We spend about 8 months of the year in our little rolling home. In our travels we have met all kinds of people and have seen all manors of RV’s. Some people have been loud and crazy…others keep to themselves…but most never meet strangers…kind of like us. Usually we are the youngest in the parks…but we don’t mind…we have friends of all ages.
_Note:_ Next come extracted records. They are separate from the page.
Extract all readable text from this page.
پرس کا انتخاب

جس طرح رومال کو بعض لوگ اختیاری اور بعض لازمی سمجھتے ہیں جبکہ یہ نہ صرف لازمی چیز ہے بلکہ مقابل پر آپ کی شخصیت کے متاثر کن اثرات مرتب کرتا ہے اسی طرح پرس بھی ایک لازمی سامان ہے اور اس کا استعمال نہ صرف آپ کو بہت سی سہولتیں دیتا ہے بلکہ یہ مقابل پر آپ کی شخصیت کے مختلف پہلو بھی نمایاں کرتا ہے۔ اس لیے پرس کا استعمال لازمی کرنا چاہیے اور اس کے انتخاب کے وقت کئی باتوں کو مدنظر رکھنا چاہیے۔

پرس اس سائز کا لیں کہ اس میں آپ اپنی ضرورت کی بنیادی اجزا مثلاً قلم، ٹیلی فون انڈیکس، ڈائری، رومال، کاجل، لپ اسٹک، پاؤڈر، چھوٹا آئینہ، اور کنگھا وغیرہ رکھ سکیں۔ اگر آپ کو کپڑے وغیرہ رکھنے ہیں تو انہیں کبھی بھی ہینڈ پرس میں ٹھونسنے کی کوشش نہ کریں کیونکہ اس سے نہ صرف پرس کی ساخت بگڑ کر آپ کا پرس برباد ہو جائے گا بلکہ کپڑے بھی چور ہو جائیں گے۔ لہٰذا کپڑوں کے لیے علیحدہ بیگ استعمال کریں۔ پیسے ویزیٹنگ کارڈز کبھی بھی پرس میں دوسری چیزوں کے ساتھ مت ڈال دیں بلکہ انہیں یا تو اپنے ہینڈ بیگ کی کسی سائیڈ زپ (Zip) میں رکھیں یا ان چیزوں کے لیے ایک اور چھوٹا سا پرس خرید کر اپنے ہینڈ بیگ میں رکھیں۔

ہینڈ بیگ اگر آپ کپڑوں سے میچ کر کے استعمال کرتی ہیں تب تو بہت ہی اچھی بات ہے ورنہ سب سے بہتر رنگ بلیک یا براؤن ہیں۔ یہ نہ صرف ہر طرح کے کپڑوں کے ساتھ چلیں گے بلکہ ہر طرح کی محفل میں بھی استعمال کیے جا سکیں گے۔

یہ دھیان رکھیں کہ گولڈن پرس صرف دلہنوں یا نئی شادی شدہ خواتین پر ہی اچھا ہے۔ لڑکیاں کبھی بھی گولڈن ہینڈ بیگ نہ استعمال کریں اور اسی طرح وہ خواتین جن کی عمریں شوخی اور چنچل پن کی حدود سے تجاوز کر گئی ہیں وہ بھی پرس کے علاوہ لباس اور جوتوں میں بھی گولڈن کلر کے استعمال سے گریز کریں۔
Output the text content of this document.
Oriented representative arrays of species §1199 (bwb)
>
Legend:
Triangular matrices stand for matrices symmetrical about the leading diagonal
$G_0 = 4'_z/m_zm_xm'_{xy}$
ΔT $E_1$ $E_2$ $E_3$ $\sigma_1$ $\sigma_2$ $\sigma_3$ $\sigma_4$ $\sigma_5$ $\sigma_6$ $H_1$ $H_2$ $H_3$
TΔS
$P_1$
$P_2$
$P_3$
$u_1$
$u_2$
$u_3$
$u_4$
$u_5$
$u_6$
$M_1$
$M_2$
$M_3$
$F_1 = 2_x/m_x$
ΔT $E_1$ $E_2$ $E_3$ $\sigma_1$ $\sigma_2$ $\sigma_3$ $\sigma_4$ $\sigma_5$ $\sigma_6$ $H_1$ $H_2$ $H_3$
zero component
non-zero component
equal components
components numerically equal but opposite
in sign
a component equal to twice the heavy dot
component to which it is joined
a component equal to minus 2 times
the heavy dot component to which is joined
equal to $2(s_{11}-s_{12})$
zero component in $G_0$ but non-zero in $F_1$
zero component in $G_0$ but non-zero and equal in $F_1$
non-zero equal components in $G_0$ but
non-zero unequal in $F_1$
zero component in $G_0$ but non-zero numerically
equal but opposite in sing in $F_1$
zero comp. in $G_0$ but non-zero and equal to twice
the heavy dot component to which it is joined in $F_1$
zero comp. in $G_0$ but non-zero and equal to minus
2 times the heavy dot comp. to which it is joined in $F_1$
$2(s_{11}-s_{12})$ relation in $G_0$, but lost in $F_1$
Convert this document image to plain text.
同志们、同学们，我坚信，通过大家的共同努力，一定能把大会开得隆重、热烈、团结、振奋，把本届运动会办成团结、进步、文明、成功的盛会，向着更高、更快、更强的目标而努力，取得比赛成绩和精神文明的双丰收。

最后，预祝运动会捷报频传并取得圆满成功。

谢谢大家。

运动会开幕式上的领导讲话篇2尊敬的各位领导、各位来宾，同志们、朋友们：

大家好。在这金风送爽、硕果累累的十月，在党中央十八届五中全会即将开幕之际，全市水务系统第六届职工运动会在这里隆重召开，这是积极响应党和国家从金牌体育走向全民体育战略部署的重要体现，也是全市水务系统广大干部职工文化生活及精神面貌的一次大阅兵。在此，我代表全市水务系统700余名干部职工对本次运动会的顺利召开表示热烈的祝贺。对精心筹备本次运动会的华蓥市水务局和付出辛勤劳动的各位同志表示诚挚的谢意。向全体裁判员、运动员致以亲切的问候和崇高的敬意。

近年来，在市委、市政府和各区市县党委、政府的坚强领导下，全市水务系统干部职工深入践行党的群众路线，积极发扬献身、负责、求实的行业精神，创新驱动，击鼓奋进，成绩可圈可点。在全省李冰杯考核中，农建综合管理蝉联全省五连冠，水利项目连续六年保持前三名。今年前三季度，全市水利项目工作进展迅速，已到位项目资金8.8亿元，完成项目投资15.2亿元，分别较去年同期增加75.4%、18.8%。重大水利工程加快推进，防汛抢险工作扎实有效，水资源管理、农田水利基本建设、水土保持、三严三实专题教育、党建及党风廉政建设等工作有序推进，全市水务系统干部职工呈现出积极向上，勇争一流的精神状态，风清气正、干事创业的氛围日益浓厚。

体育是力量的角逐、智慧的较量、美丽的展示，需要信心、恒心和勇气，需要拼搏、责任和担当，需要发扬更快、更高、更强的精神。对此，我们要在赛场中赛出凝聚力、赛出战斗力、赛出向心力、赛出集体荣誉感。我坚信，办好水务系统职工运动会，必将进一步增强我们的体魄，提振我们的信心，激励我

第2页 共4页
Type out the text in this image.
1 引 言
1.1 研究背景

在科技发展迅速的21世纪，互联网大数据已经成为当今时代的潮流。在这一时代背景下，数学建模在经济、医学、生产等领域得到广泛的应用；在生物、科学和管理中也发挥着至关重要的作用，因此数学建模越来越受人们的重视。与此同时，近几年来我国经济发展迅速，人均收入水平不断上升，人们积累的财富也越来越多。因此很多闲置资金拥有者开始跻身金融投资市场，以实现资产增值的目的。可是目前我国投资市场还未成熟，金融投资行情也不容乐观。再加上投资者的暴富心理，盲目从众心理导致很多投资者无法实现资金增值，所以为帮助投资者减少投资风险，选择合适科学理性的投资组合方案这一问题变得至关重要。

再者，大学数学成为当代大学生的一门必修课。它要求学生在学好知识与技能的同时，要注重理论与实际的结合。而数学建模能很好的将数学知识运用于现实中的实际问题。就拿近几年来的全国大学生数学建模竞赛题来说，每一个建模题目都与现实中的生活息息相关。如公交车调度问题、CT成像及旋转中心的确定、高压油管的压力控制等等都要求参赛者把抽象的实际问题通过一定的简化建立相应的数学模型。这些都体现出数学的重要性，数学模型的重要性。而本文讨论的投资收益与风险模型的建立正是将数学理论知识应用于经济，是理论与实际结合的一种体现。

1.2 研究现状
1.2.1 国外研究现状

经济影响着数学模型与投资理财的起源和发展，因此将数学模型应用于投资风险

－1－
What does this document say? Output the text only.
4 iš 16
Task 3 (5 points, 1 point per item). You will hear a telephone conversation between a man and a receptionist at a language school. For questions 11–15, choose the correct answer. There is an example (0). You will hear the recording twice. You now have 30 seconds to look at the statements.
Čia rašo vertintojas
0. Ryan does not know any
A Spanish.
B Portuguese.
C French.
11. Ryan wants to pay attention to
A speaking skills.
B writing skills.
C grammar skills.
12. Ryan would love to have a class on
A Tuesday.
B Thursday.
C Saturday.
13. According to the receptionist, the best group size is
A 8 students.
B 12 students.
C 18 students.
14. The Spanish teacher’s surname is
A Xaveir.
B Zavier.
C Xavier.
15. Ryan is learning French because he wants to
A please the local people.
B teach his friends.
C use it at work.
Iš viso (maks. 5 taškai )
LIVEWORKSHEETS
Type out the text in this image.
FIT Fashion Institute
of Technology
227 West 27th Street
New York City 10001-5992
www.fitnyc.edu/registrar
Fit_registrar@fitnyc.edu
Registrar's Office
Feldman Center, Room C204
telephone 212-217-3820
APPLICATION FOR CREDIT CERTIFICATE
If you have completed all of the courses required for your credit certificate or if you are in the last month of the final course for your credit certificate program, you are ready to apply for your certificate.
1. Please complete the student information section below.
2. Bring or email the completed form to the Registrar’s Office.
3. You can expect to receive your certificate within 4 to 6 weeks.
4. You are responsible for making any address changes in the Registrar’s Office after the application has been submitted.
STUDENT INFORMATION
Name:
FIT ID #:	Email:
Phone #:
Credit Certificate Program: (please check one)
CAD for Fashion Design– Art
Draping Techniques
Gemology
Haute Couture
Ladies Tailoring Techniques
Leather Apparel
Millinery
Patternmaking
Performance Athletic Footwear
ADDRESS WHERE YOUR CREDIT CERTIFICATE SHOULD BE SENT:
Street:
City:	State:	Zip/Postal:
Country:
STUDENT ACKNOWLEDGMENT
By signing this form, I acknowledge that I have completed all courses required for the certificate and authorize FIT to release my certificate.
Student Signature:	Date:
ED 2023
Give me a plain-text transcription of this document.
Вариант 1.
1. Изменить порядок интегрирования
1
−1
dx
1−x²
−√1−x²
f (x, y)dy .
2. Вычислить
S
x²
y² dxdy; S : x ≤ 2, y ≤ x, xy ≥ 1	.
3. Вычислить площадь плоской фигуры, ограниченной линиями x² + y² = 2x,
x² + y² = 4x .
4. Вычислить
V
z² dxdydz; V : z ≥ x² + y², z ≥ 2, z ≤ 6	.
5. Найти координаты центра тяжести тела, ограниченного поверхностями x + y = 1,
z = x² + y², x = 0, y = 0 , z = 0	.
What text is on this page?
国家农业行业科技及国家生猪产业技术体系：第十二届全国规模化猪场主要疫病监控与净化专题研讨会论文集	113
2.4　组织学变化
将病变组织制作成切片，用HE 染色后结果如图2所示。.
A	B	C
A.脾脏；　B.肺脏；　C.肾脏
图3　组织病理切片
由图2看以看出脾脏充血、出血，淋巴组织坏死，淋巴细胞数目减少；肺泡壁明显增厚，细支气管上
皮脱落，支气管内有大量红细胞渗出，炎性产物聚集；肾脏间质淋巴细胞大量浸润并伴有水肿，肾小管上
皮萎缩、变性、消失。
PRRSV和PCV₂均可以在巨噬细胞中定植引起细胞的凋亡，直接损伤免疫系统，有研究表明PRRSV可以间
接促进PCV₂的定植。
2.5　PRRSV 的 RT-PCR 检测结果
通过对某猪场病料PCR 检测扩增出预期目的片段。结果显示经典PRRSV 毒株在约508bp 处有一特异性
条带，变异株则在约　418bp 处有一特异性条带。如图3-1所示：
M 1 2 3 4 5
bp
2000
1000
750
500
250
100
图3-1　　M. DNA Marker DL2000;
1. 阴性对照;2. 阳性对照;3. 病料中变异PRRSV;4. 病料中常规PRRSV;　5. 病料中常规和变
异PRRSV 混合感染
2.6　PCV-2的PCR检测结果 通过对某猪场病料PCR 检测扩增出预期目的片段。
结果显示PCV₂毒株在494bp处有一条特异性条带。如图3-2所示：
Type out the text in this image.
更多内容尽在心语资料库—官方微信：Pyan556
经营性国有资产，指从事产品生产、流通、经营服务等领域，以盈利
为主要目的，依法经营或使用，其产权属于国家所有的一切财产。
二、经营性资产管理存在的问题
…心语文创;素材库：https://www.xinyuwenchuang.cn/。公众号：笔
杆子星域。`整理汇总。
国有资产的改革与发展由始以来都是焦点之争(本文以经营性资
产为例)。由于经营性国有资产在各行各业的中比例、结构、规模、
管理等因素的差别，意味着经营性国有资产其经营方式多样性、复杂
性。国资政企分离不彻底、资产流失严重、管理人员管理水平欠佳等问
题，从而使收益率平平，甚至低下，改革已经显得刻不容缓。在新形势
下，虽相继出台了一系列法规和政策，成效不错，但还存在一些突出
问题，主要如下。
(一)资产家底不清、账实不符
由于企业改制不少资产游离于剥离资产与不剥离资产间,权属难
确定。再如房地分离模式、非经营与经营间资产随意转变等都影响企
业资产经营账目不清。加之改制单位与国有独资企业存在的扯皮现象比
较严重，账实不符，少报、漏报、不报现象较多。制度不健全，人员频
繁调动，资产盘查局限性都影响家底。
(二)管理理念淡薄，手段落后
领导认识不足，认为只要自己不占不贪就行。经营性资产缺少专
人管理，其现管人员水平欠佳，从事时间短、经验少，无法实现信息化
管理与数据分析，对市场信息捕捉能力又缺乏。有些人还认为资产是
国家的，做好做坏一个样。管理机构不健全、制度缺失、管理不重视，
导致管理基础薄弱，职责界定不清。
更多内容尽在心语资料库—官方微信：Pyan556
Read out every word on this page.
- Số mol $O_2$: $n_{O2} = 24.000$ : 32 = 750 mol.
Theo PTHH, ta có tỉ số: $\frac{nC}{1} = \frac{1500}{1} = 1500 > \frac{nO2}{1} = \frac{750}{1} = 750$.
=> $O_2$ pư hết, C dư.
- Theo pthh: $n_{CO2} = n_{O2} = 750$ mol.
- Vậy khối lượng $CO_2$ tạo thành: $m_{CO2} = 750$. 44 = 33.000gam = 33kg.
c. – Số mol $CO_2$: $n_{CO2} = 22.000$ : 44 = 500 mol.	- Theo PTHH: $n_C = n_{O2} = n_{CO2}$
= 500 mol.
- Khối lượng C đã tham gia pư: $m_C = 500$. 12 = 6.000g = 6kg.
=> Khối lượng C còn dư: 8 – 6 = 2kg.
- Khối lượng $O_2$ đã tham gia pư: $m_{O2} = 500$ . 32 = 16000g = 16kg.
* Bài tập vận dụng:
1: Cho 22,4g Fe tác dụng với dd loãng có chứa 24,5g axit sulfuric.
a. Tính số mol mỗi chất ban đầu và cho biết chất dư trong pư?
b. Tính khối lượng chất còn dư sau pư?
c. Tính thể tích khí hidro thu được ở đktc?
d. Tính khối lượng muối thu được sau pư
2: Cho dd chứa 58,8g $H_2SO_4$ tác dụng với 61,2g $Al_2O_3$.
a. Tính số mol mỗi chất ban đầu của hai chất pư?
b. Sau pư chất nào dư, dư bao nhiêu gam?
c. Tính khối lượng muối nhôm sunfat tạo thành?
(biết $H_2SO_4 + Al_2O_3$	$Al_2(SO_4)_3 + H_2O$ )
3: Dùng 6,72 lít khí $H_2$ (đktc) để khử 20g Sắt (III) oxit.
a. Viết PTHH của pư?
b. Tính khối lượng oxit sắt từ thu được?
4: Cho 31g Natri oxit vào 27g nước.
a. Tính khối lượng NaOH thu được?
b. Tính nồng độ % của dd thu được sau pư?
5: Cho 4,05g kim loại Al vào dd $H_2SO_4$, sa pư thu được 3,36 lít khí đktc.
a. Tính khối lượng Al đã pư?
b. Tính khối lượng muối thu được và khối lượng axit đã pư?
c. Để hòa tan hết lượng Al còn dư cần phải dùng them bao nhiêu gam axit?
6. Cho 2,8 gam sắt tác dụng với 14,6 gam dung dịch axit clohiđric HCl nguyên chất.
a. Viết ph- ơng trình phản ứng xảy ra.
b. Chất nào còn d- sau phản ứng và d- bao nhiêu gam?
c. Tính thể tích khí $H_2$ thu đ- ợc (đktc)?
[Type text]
Four years ago, while we were in Fredericksburg at Lady Bird Park, we met Jean and George. One evening while Bryan was looking at a tree in the park George hollered out at him…. “Hey, leave my pecan tree alone”. Bryan jumped because he didn’t know where that booming voice came from. And that is how we met the friendly jokester and his sweet wife. George is a retired Vice Cop, from Houston and Jean is a retired rural route Mail Woman. Every year he and some of his former co-workers get together at Lady Bird Park to reminisce…and boy do they have some stories to tell. Well one evening us two couples went out to have a beer and listen to live music at Silver Creek. We were talking and getting to know each other and Jean started talking about their girls. They had four beautiful daughters. As she is naming them and telling their ages…she said almost forty years ago they lost their second daughter to cancer when she was just two years old. She told us what that journey and heartache was like. Then she told us about her last two girls, who lived in the same town, but it was a few hours from them. Six years earlier one daughter committed suicide from being in a verbally abusive marriage, they tried numerous times to help her get out of that marriage, but her despair was to great to overcome. The last daughter got the call from the hospital about her sister. She called her parents and told them to come quickly… as she rushed to the hospital a short distance away….where she learned her sister didn’t make it. While at the hospital, waiting on her parents to arrive, she suffered a sudden aneurysm and died. So George and Jean arrived at the hospital to learn the horrific news that they had lost two daughters that day. Tears started rolling down my face as I listened to Jean tell me about their daughters…their life story. She reached across the table and squeezed my hands and said “You are such a sweet, tender-hearted young woman.” I replied “I know your sorrow…I live it too…but not times three.”
That is… T H R E E …of their four….beautiful, young daughters…their babies…their precious children…gone. So when I am feeling overwhelmed…or heavy sorrow….I think of Jean. I think of her heartache…her pain…her suffering. If Jean has the strength and grace to continue living her life…after losing three children…I can do no less. There, but for the grace of God, go I. Please say a little prayer for Jean and George.
I know. Bless you.
Oh Dear Suzanne, what Greater Pain !!! I can’t say it lessens my Heart Ache & Pain but widens my arms to Embrace & Comfort others Hearts ” Who Know ” !!!! My heart truly grieves for this precious family & Mother, I turn for her …. My Darling Noel is My Greatest Joy & hardest goodbye.
Thank you for sharing I will lift them up in Prayer & Praise God for their Precious Daughter’s.
Love you Suzanne & Bryan and Family xo xo xo
Debbie Moss
Noel & Lauren Our Angels
Hugs my friend.
Prayers are going to all of you.
Thank you for sharing that story Suzanne. It ………… Damn!